I learned, too, how to roast leaves of seaweed from her, though as an adult I rarely use this skill. She’d brush them over the electric coils of our old stovetop, massage the crumbly sheaths in her hands with sesame oil, stack them, fold them into halves and then halves again, quartering them with a serrated knife. As a child I sat next to her, helping her by doing the same.

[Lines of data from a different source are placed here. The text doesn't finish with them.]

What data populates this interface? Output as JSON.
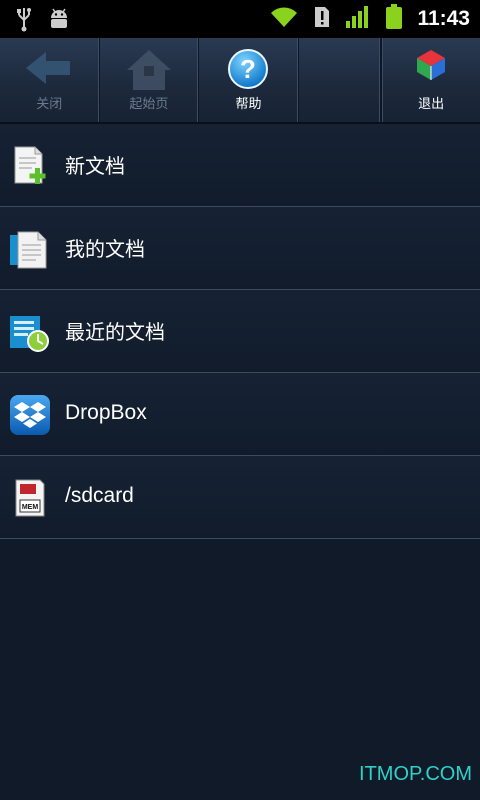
{
  "status_bar": {
    "time": "11:43",
    "icons": [
      "usb-icon",
      "android-debug-icon",
      "wifi-icon",
      "sim-alert-icon",
      "signal-icon",
      "battery-icon"
    ]
  },
  "toolbar": {
    "close_label": "关闭",
    "home_label": "起始页",
    "help_label": "帮助",
    "exit_label": "退出"
  },
  "list": {
    "items": [
      {
        "label": "新文档",
        "icon": "new-document-icon"
      },
      {
        "label": "我的文档",
        "icon": "my-documents-icon"
      },
      {
        "label": "最近的文档",
        "icon": "recent-documents-icon"
      },
      {
        "label": "DropBox",
        "icon": "dropbox-icon"
      },
      {
        "label": "/sdcard",
        "icon": "sdcard-icon"
      }
    ]
  },
  "watermark": "ITMOP.COM",
  "colors": {
    "background": "#111a28",
    "toolbar": "#1d2a3d",
    "accent_green": "#8bd21e",
    "watermark": "#2fd0c8"
  }
}
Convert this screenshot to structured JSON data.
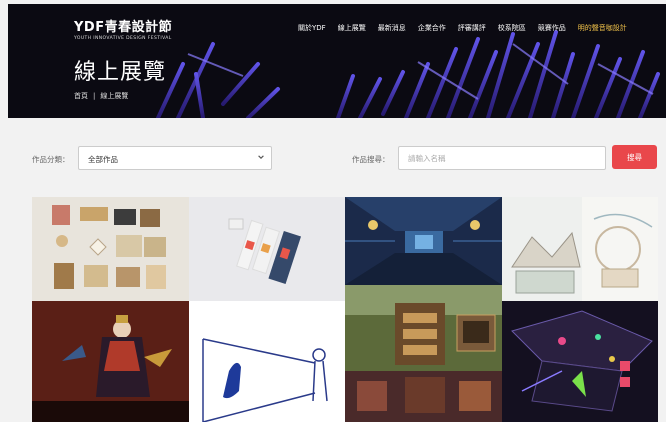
{
  "header": {
    "logo_main": "YDF青春設計節",
    "logo_sub": "YOUTH INNOVATIVE DESIGN FESTIVAL",
    "nav": [
      {
        "label": "關於YDF",
        "active": false
      },
      {
        "label": "線上展覽",
        "active": false
      },
      {
        "label": "最新消息",
        "active": false
      },
      {
        "label": "企業合作",
        "active": false
      },
      {
        "label": "評審講評",
        "active": false
      },
      {
        "label": "校系院區",
        "active": false
      },
      {
        "label": "競賽作品",
        "active": false
      },
      {
        "label": "明的聲音咖設計",
        "active": true
      }
    ],
    "page_title": "線上展覽",
    "breadcrumb": [
      "首頁",
      "線上展覽"
    ]
  },
  "filters": {
    "category_label": "作品分類：",
    "category_value": "全部作品",
    "search_label": "作品搜尋：",
    "search_placeholder": "請輸入名稱",
    "search_button": "搜尋"
  },
  "gallery": {
    "tiles": [
      {
        "name": "craft-objects-tile",
        "palette": "#e8e4dc"
      },
      {
        "name": "product-packaging-tile",
        "palette": "#e9e9ec"
      },
      {
        "name": "game-corridor-tile",
        "palette": "#1b2a4a"
      },
      {
        "name": "architecture-sketch-tile",
        "palette": "#eef0ee"
      },
      {
        "name": "puppet-figure-tile",
        "palette": "#5a1f16"
      },
      {
        "name": "line-illustration-tile",
        "palette": "#ffffff"
      },
      {
        "name": "game-village-tile",
        "palette": "#5c6a3a"
      },
      {
        "name": "neon-installation-tile",
        "palette": "#141020"
      }
    ]
  },
  "colors": {
    "accent": "#e9474b",
    "nav_active": "#f0c24a",
    "banner_bg": "#0b0a12"
  }
}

There are other Korean foods with which I’m familiar, too, ones I was ashamed to eat as a child for the ways they provoked remarks on their perceived oddity from the children around me, including my childhood friends, back before I saw mainstream American culture making gestures toward welcoming diversity. These are foods that are still not commonly associated with Korean culture, because they’re the things that are eaten privately, without fanfare. Their textures and specificities are different from what others assume. These foods occupy only a small portion of my cravings, but they’re there, nonetheless. They’re remarkable only because so few share similar cravings.
My mother was not simply Korean—she was also someone who resisted Korean culture and left it behind as much as she could. We each chafe against aspects of the culture we’ve inherited, to varying degrees. She wasn’t particularly good at cooking Asian dishes—she made a handful of recipes. She was just as passionate about picking up Wendy’s chili and Chinese takeout as anything else.